UNDERGROUND, ÉMERVEILLEMENT par François Huglo
La poésie ne peut être pensée sur le modèle de l’offre et de la demande, puisque l’offre est pléthorique et la demande inexistante. Chacun veut qu’on le lise, personne ne lit. J’exagère à peine : un ami m’écrivait qu’il avait une malle pleine de livres qu’il ne pouvait offrir parce que personne n’en voulait. Ce qui se présente comme une offre est, en réalité, une demande : d’être publié, d’être lu, d’être sinon connu, du moins reconnu comme poète, écrivain, artiste.

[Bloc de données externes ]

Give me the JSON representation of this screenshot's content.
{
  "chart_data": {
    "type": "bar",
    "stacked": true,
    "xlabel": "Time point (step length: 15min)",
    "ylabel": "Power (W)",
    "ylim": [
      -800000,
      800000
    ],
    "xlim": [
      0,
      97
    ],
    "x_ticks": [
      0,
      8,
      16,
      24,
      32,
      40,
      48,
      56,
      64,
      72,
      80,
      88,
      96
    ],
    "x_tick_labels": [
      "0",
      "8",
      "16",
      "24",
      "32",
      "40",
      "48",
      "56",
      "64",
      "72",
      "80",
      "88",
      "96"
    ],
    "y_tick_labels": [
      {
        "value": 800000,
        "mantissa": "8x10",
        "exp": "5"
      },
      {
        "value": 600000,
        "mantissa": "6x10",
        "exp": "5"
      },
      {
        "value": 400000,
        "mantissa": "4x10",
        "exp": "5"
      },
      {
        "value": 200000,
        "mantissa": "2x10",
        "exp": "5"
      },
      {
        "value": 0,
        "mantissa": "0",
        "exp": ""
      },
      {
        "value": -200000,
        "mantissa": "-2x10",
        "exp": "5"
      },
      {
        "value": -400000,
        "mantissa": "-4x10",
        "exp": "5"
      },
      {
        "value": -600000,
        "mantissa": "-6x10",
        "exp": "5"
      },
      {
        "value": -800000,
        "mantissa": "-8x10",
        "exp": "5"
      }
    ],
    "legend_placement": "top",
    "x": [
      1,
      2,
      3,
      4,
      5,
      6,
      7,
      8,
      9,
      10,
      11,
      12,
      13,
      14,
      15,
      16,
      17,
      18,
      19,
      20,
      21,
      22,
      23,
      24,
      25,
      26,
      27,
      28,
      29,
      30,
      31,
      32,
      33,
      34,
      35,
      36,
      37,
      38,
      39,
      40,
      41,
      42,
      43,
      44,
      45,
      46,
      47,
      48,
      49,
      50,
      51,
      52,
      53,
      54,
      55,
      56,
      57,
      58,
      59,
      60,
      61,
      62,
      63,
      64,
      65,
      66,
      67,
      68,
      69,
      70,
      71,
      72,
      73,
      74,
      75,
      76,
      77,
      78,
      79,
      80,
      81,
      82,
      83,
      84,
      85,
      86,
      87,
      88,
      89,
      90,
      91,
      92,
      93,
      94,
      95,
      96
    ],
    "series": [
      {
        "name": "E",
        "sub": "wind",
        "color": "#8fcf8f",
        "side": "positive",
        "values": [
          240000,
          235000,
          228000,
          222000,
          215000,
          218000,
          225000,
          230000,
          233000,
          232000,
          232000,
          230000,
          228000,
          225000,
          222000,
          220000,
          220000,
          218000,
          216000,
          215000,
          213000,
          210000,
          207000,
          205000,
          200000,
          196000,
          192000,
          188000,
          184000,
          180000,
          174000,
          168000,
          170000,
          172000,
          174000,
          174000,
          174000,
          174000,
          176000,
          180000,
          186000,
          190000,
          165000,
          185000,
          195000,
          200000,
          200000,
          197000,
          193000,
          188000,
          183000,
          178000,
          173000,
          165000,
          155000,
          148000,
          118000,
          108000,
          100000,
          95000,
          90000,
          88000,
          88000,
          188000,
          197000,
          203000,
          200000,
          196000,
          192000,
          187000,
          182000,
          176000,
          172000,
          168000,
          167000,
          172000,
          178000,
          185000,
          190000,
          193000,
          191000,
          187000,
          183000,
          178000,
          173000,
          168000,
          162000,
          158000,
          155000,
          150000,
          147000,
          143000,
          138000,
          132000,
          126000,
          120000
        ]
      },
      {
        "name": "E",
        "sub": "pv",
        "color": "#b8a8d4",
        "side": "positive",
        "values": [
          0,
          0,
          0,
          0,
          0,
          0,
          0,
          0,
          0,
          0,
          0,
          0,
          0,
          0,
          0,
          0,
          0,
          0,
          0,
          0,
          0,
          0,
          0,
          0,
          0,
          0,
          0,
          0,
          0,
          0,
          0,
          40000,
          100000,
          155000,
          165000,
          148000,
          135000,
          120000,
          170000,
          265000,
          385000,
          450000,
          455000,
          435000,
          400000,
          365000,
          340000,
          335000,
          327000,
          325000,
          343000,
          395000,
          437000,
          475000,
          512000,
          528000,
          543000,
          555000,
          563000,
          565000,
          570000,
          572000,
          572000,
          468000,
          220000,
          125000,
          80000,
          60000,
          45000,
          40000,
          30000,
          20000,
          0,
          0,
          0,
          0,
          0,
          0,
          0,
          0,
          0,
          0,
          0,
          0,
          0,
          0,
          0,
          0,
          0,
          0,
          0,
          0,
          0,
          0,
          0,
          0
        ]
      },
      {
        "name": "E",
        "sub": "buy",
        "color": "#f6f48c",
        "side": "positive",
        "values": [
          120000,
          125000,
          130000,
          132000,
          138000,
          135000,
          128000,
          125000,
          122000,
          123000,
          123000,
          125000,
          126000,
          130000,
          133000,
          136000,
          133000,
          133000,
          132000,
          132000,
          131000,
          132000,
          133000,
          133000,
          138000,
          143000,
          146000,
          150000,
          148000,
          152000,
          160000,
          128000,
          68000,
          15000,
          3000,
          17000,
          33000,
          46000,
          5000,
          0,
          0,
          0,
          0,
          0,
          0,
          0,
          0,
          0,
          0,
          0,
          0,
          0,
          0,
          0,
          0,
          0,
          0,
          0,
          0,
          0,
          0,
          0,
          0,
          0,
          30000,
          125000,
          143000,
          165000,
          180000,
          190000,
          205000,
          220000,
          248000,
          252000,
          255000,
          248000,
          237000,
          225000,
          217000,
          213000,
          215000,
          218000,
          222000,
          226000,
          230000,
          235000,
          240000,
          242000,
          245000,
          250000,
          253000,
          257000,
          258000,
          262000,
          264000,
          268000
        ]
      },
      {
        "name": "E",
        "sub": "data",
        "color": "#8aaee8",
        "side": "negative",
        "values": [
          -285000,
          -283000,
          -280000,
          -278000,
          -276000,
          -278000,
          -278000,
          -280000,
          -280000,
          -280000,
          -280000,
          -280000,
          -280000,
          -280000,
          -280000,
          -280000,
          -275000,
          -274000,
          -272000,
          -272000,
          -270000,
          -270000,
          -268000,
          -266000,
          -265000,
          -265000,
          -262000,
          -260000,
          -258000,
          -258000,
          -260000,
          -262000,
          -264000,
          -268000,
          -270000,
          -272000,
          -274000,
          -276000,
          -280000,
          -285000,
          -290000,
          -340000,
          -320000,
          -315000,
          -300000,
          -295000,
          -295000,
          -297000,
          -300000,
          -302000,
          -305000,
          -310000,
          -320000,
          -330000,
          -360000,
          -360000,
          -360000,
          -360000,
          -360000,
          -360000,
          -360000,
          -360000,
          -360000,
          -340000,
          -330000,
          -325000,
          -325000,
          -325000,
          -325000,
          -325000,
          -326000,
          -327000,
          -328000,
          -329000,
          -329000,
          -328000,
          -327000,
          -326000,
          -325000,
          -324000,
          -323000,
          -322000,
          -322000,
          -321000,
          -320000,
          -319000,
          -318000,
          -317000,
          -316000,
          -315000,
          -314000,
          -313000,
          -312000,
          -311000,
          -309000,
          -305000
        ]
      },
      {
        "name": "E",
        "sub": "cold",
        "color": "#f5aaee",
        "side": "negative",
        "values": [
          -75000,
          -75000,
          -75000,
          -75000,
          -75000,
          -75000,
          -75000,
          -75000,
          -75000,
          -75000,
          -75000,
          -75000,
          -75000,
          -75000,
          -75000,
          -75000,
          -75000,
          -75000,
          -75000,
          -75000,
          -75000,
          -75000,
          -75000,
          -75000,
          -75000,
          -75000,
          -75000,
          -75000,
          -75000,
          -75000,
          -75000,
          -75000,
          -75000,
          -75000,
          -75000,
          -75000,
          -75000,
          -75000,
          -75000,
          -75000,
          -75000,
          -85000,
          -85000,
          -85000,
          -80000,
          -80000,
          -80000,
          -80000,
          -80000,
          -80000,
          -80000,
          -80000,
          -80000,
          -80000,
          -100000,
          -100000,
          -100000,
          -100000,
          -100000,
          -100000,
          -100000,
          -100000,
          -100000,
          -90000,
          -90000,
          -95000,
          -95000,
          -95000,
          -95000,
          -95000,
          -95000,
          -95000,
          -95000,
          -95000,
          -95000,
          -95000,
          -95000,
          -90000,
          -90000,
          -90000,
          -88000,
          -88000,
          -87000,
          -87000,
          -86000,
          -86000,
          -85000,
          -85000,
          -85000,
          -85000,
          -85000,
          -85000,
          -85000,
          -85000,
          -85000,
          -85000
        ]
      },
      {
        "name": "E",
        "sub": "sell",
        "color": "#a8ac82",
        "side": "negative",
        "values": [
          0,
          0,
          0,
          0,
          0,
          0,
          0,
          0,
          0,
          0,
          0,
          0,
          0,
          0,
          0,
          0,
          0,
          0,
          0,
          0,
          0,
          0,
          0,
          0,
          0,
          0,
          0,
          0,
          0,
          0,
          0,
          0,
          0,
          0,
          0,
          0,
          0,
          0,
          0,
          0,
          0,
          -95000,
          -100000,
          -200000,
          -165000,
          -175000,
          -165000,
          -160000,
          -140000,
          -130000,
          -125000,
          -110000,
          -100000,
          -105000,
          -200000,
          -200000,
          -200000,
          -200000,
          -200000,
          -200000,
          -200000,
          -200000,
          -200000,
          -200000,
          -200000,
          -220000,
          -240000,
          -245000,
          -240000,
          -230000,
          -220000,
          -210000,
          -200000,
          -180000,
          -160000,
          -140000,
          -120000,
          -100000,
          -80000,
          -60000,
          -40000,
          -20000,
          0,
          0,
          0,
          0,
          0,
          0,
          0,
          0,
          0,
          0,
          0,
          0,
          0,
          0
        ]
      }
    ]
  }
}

Ce modèle de l’offre et de la demande suppose une complémentarité entre, d’un côté, un petit nombre de « créateurs », actifs, n’attendant que l’admiration qui leur est due, et de l’autre côté le plus grand nombre, passif, le « public », qui ne demanderait qu’à admirer ce qu’il consomme, à consommer ce qu’il admire. Mais le « public » n’existe pas. Les « créateurs » non plus. Chez ceux qui sont supposés faire masse pour former le premier, ne peuvent s’intéresser aux seconds que ceux qui, eux-mêmes, « créent » peu ou prou. Et ceux qui écrivent ont tous commencé par lire. Il arrive même qu’ils continuent. Pour chercher la poésie, il faut d’abord l’avoir trouvée. Ce qui prime, c’est donc la trouvaille, le ready made, la rencontre, l’étonnement, l’idée idiote qui nous traverse et nous provoque. C’est l’émerveillement. Le lecteur et l’auteur sont une seule et même « Station Underground d’Emerveillement Littéraire », pour reprendre la signature-acrostiche de Lucien Suel. Underground parce que cela n’a rien à voir avec le marché qui repose sur le schéma de l’offre et de la demande. Il s’agit plutôt d’un échange entre des individus pouvant former réseau. Le mail-art, par exemple (Suel l’a beaucoup pratiqué), mais avant le mail art, le courrier. Max Jacob n’écrivait-il pas « une lettre est une œuvre d’art en liberté » ? Il y a réciprocité : je te lis, tu me lis, il n’y a pas d’un côté l’écrivain actif, de l’autre le lecteur passif. La poésie peut être faite par tous, y compris par e-mail et par SMS. Les réseaux peuvent être des revues, la micro-édition. Les « critiques », les « poètes », les « revuistes » sont pour l’essentiel (pour la part la plus vive et la plus libre de ce qui s’écrit et lit) les mêmes personnes, et cela ne représente pas grand monde, ressemblerait plutôt à un échange de courrier : si le courant passe, si des atomes crochus s’accrochent, la correspondance continue. Sinon, non. Ce n’est la faute à personne, c’est comme ça et c’est très bien comme ça. Tant pis si c’est statistiquement négligeable. Tant mieux si ça passe entre les mailles des sondeurs.